127 HOLZKNECHT Brigitte, op. cit., p. 214 128 Ibid., p. 207

nouveaux dispositifs de l’aide sociale, en réaliser les demandes inhérentes (CMU, RSA…), remplir des formulaires, se déplacer, généralement en transports en commun, dans une ville qui lui est souvent inconnue. Il est à soulever que le choc sus-cité provoqué par la sortie est encore plus important dans les situations dites de sortie sèche, où le détenu est littéralement projeté hors les murs dans une ville inconnue, sans perspective d’emploi et avec un très faible pécule et, souvent, une unique nuit réservée auprès des services d’hébergement d’urgence.

Concernant les longues peines, Brigitte HOLZKNETCH souligne que les établissements pour peines, dont le régime est plus souple qu’en maison d’arrêt et se situe généralement dans une

« perspective de maturation progressive du processus de resocialisation, permettent une meilleure inscription des détenus dans le temps, par le suivi et l’accompagnement qui y sont proposés. »129. Si l’on peut considérer que cette souplesse de fonctionnement les expose à

une plus grande violence et les conduit à adopter des comportements excessifs de protection, il s’avère que chez ces détenus, l’inadaptation à la réalité se situe essentiellement dans la perte de repères sensoriels et spatio-temporels qui sont à se réapproprier. L’incidence des années d’enfermement, entraîne, en outre, une immaturité psycho-affective qui pousse souvent les individus à se réinscrire dans la situation qu’ils ont antérieurement connue et, parfois, à se réapproprier les mêmes traits de personnalité responsables de leur passage à l’acte criminel initial (relations passionnelles impulsives, assujettissement à l’autre…). Se pose, alors, la question du rôle de la prison et du sens de la peine, sa capacité à faire évoluer le détenu, non seulement vers un projet de réinscription sociale, mais aussi de développement personnel. Il s’agit bien, ici, de la confrontation du caractère normatif du châtiment aux études qui démontrent son inefficacité.

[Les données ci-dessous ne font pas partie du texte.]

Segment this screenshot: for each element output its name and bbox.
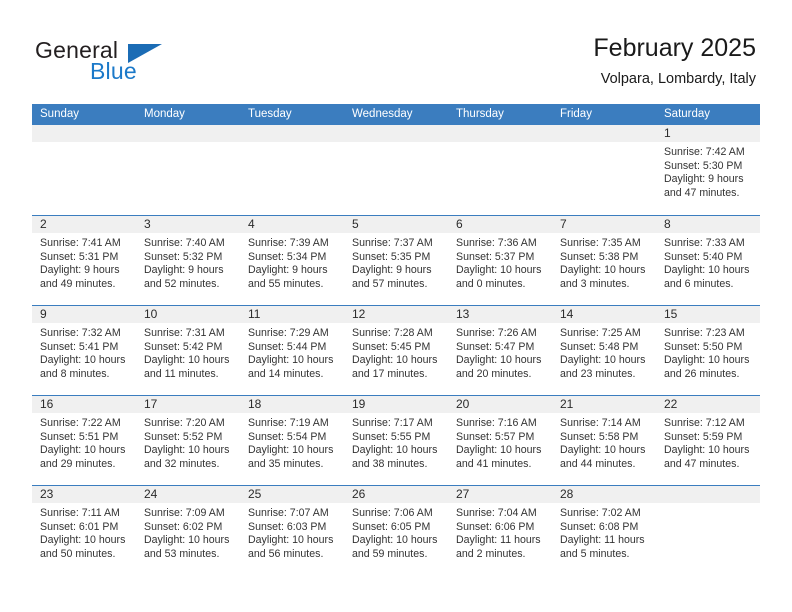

Ainsi, la conjonction d’une sortie souvent fantasmée, en dehors de la réalité, d’un présent privé de sens et d’un projet d’insertion souvent travaillé dans l’urgence ou peu approprié, accroît les difficultés du sortant de longue peine à s’intégrer. Et ceci est loin d’être facilité par le phénomène d’atermoiement de la peine qui le poursuit, souvent, bien après la sortie.